Regardless if the trust is affected, it will depend on the beneficiary (or beneficiaries) and the way it was set up, whether within the context of a divorce agreement or child support agreement. Certain trusts provide protections for the first family, such as a qualified terminable interest property trust (QTIP). These trusts ensure his or her assets will go to the children from his or her first marriage rather than to the new spouse.

It is prudent to prepare separate wills. This step alleviates potential complications regarding property distribution in the future, given life circumstances can change throughout the years you are married.

Medicaid. A marriage can impact the Medicaid benefits paid. Since it is a health benefits program for low-income individuals, those who marry a person with a higher salary could lose his or her coverage. Make sure to check its eligibility rules to find out how a marriage could affect the benefits. Different state, different Medicaid rules.

Social Security. Update the Social Security Administration when a name change occurs for your earnings to be reported properly.
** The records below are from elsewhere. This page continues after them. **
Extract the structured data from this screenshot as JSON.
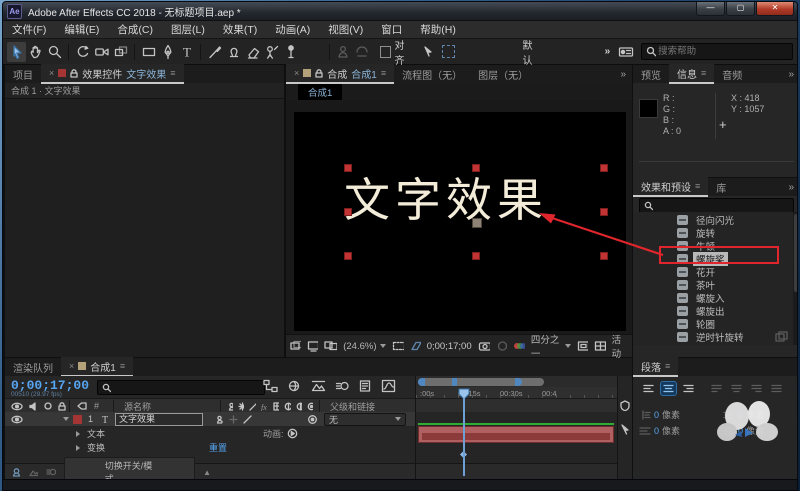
{
  "window": {
    "title": "Adobe After Effects CC 2018 - 无标题项目.aep *",
    "app_badge": "Ae"
  },
  "menu": {
    "items": [
      "文件(F)",
      "编辑(E)",
      "合成(C)",
      "图层(L)",
      "效果(T)",
      "动画(A)",
      "视图(V)",
      "窗口",
      "帮助(H)"
    ]
  },
  "toolbar": {
    "snap_label": "对齐",
    "workspace_label": "默认",
    "overflow": "»",
    "search_placeholder": "搜索帮助"
  },
  "project_panel": {
    "tab_project": "项目",
    "tab_effect_controls": "效果控件",
    "tab_effect_target": "文字效果",
    "breadcrumb": "合成 1 · 文字效果"
  },
  "comp_panel": {
    "tab_comp": "合成",
    "tab_comp_name": "合成1",
    "tab_flowchart": "流程图（无）",
    "tab_layer": "图层（无）",
    "overflow": "»",
    "subtab": "合成1",
    "canvas_text": "文字效果",
    "zoom": "(24.6%)",
    "timecode": "0;00;17;00",
    "resolution": "四分之一",
    "camera": "活动"
  },
  "info_panel": {
    "tab_preview": "预览",
    "tab_info": "信息",
    "tab_audio": "音频",
    "overflow": "»",
    "r": "R :",
    "g": "G :",
    "b": "B :",
    "a": "A : 0",
    "x": "X : 418",
    "y": "Y : 1057"
  },
  "effects_panel": {
    "tab_effects": "效果和预设",
    "tab_library": "库",
    "overflow": "»",
    "items": [
      "径向闪光",
      "旋转",
      "牛顿",
      "螺旋桨",
      "花开",
      "茶叶",
      "螺旋入",
      "螺旋出",
      "轮圈",
      "逆时针旋转"
    ],
    "selected_index": 3
  },
  "paragraph_panel": {
    "title": "段落",
    "fields": [
      {
        "value": "0",
        "unit": "像素"
      },
      {
        "value": "0",
        "unit": "像素"
      },
      {
        "value": "0",
        "unit": "像素"
      },
      {
        "value": "0",
        "unit": "像素"
      }
    ]
  },
  "timeline": {
    "tab_render_queue": "渲染队列",
    "tab_comp": "合成1",
    "timecode": "0;00;17;00",
    "frame_info": "00510 (29.97 fps)",
    "col_source_name": "源名称",
    "col_hash": "#",
    "col_parent": "父级和链接",
    "layer_number": "1",
    "layer_name": "文字效果",
    "parent_value": "无",
    "row_text": "文本",
    "animate_label": "动画:",
    "row_transform": "变换",
    "reset_label": "重置",
    "toggle_label": "切换开关/模式",
    "ruler": [
      ":00s",
      "00:15s",
      "00:30s",
      "00:4"
    ]
  },
  "colors": {
    "accent_red": "#e0262c",
    "timecode_blue": "#57a4f0",
    "text_cream": "#f3ecd9"
  }
}
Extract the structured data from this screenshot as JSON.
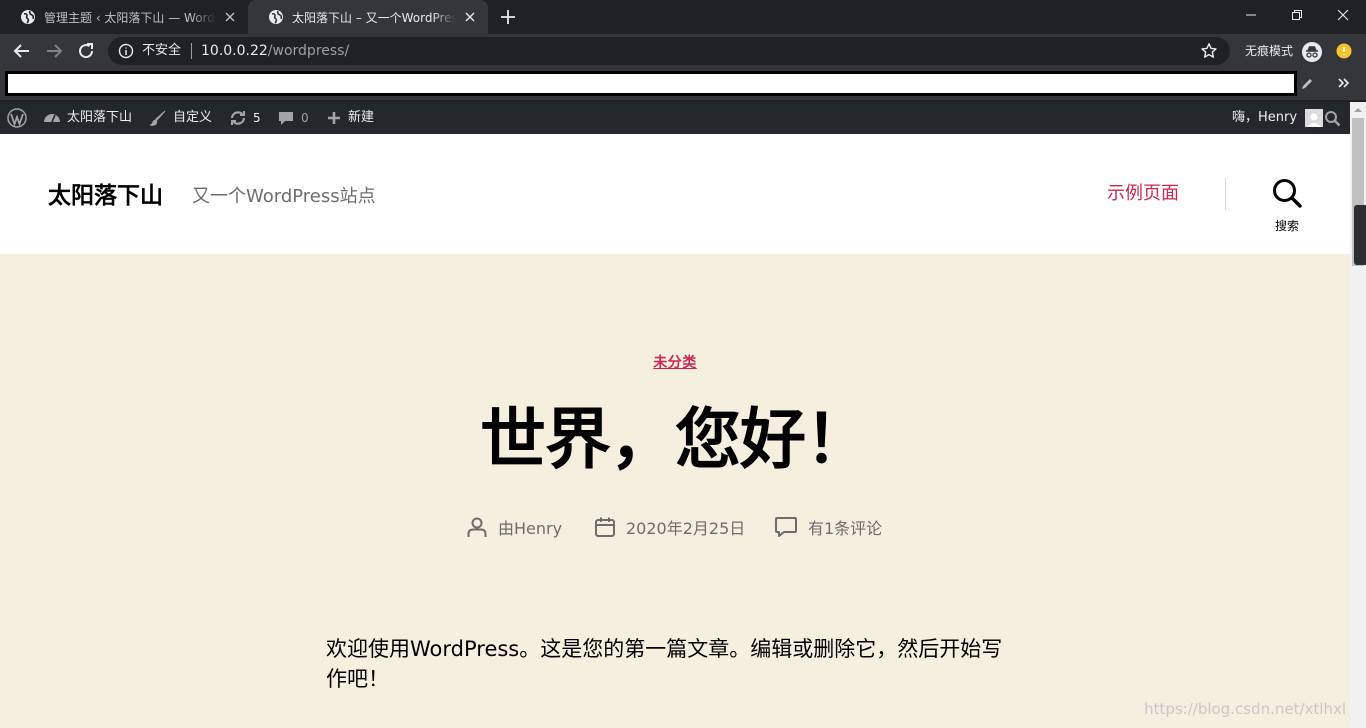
{
  "browser": {
    "tabs": [
      {
        "title": "管理主题 ‹ 太阳落下山 — WordPress",
        "active": false
      },
      {
        "title": "太阳落下山 – 又一个WordPress站点",
        "active": true
      }
    ],
    "new_tab_icon": "plus-icon",
    "window_controls": [
      "minimize-icon",
      "restore-icon",
      "close-icon"
    ],
    "address": {
      "security_label": "不安全",
      "host": "10.0.0.22",
      "path": "/wordpress/"
    },
    "incognito_label": "无痕模式",
    "colors": {
      "frame": "#202124",
      "toolbar": "#35363a",
      "text": "#e8eaed"
    }
  },
  "adminbar": {
    "site_name": "太阳落下山",
    "customize": "自定义",
    "updates_count": "5",
    "comments_count": "0",
    "new": "新建",
    "greeting": "嗨，Henry"
  },
  "header": {
    "site_title": "太阳落下山",
    "site_description": "又一个WordPress站点",
    "menu_item": "示例页面",
    "search_label": "搜索"
  },
  "post": {
    "category": "未分类",
    "title": "世界，您好！",
    "author": "由Henry",
    "date": "2020年2月25日",
    "comments": "有1条评论",
    "content": "欢迎使用WordPress。这是您的第一篇文章。编辑或删除它，然后开始写作吧！"
  },
  "watermark": "https://blog.csdn.net/xtlhxl",
  "colors": {
    "accent": "#cd2653",
    "background": "#f5efe0",
    "adminbar": "#23282d"
  }
}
If you get married after full retirement age, and the Social Security benefit is less than half of your new spouse’s, the benefit will be on your record plus an additional amount, bringing you up to half of your spouse’s benefit. It normally appears one year after the marriage. For widows or widowers, benefits are not available to an individual who remarries before the age of 60. But if you get married again after age 60 (or 50 if disabled), you will still obtain the benefits according to the former spouse’s income history.